Апостол покачал головой и улыбнулся – в первый раз за время разговора:
– Ты задал мне задачу... что ж, я рад, что ты озаботился этим вопросом, в самом деле, как может в сознании человека ужиться образ Бога любви с образом Бога-карателя, осуждающего созданных Им людей на вечные муки? Преподобный Исаак Сирин ответил следующим образом: нет человека, лишенного любви Божьей, и нет места, непричастного этой любви; однако каждый, кто сделал выбор в пользу зла, сам добровольно лишает себя Божьего милосердия. Уразумел? Я никогда не видел Иисуса Христа во дни Его земной жизни, я видел Его внутренним оком: не я живу, но живет во мне Христос, Его раны я ношу в себе, так вот, любовь и милосердие – родные сестры, если я говорю языками человеческими и ангельскими, а любви не имею, то я – медь звенящая или кимвал звучащий; если имею дар пророчества и знаю все тайны и имею всякое познание и всю веру, так, что могу и горы переставлять, а не имею любви, – то я ничто; и если я раздам все имение мое и отдам тело мое на сожжение, а любви не имею, – нет мне в том никакой пользы... Любовь долготерпит, милосердствует, не завидует, не превозносится, не гордится, не бесчинствует, не ищет своего, не раздражается, не мыслит зла, не радуется неправде, а сорадуется истине... Покайся, и Бог услышит твою молитву, и, быть может, растождествит тебя и твои поступки.
– Но это же ничему не поможет....
– А ты покайся, не ожидая никаких благ и никакой благодарности; ты каешься не перед зеркалом, вглядываясь в себя, ты каешься перед Христом, а если Христа нет, то ты, взглянув на себя в зеркале, окаменеешь от ужаса, будто увидишь Медузу Горгону... Знаешь молитву? Не знаешь... А еще верующим себя считал, крестик алюминиевый носил... Эх, ты... Повторяй за мной: “Бог Отец, во имя Иисуса Христа прошу тебя: прости мне мои грехи, я раскаиваюсь в своих грехах, я раскаиваюсь, что воровал, ненавидел, прелюбодействовал, завидовал, я раскаиваюсь, что обижал слабых, я раскаиваюсь, что делал зло..., я понял, что до сих пор жил неправильно...”

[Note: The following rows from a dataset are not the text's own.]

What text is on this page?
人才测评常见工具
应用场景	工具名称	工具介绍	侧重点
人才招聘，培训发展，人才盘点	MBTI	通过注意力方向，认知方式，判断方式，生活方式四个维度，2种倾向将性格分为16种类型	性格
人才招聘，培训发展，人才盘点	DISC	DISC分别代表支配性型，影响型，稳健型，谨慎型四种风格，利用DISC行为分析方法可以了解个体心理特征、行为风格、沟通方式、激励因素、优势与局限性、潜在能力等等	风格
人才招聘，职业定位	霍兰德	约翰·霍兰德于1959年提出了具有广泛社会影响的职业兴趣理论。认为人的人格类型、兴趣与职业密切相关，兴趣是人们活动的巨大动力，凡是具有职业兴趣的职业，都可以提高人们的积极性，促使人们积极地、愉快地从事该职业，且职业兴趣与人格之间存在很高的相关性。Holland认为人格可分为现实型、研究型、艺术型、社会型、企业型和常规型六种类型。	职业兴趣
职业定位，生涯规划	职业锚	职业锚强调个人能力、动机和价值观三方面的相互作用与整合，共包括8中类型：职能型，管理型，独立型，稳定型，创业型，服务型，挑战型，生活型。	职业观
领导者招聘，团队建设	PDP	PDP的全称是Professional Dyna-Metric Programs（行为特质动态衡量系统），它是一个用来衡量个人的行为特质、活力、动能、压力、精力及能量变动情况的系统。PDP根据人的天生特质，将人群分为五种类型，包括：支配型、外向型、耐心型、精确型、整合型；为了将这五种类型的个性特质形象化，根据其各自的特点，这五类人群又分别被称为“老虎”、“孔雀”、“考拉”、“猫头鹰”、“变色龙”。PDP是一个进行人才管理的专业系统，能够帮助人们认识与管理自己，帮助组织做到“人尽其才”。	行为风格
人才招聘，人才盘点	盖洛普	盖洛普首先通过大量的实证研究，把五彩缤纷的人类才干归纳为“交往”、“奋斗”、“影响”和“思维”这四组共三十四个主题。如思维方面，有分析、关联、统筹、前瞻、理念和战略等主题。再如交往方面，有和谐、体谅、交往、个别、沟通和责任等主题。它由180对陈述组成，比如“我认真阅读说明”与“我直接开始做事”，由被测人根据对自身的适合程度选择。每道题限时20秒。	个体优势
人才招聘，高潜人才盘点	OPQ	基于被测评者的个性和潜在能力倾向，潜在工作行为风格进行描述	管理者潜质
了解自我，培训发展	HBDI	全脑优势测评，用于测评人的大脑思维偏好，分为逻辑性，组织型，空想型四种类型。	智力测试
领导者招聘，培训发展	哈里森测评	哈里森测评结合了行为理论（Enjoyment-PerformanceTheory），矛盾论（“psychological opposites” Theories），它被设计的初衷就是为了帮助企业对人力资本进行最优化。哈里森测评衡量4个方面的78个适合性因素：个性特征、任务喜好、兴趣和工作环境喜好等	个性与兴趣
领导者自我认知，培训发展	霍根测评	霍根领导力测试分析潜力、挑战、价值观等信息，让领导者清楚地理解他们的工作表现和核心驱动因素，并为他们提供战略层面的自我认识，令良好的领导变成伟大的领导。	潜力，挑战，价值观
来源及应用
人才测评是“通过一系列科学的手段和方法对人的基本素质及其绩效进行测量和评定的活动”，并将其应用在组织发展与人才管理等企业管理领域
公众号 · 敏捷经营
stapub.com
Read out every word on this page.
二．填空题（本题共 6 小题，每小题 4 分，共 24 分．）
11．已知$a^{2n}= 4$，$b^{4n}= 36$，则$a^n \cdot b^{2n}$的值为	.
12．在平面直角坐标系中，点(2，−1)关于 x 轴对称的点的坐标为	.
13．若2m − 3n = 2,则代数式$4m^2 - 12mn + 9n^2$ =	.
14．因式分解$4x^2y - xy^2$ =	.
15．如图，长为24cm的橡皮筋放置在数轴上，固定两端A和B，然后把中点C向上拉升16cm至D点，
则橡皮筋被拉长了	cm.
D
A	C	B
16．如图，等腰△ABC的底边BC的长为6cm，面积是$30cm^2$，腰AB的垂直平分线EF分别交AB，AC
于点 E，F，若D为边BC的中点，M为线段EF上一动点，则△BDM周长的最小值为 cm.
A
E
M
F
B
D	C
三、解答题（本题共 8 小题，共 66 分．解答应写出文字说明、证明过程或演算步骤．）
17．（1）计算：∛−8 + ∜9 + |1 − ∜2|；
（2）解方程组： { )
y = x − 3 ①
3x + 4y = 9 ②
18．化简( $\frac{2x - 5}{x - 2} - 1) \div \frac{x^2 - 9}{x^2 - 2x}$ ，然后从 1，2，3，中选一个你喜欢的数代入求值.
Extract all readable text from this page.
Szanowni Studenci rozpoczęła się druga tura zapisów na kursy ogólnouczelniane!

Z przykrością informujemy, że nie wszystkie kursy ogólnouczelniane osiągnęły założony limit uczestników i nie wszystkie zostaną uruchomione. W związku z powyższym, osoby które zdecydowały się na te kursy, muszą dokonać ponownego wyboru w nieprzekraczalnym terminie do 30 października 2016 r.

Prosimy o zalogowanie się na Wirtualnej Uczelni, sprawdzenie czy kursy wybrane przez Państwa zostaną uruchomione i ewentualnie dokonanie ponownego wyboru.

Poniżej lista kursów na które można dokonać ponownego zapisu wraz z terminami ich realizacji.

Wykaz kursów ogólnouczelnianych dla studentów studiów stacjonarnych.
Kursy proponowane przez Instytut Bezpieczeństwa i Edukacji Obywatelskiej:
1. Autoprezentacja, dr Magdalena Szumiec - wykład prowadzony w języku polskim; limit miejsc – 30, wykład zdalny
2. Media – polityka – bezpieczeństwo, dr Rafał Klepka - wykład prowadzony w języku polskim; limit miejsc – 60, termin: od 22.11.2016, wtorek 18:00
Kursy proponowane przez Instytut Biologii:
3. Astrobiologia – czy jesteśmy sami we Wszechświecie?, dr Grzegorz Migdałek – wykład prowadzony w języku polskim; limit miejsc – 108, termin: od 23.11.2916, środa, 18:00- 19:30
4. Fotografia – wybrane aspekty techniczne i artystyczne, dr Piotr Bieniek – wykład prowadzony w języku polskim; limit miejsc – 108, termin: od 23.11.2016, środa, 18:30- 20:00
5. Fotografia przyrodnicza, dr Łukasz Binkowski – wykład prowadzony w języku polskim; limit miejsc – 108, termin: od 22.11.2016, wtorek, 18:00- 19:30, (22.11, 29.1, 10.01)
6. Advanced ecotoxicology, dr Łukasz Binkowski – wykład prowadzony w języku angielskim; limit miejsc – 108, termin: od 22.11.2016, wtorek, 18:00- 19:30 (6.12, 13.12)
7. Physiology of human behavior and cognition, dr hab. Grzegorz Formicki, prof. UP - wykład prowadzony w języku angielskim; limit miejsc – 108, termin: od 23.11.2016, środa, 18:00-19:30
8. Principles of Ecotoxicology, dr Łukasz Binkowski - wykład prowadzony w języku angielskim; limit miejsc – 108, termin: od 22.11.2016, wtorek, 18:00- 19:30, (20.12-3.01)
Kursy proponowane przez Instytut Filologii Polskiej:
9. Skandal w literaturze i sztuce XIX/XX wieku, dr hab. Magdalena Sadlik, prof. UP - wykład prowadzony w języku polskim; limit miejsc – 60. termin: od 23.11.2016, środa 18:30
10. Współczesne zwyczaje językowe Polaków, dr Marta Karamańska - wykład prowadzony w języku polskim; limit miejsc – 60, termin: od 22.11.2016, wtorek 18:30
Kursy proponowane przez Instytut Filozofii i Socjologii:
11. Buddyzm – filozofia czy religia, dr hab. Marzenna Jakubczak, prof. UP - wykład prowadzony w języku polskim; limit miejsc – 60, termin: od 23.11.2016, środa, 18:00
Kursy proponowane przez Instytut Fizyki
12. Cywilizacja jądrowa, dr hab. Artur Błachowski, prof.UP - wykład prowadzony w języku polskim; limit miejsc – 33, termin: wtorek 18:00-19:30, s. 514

– Скажи, апостол, может ли оправданный на Частном суде быть осужденным на Страшном? – спросил ВВП, закончив повторять слова молитвы.
– Нет.
– А может ли осужденный на Частном суде быть оправдан на Страшном?
– Да, это как апелляционная инстанция – у людей есть шанс быть спасенными там, где они не могут быть оправданы... На сегодня хватит. Завтра продолжим…, – с этими словами апостол Павел дал знак ангелам и они растворились в пространстве.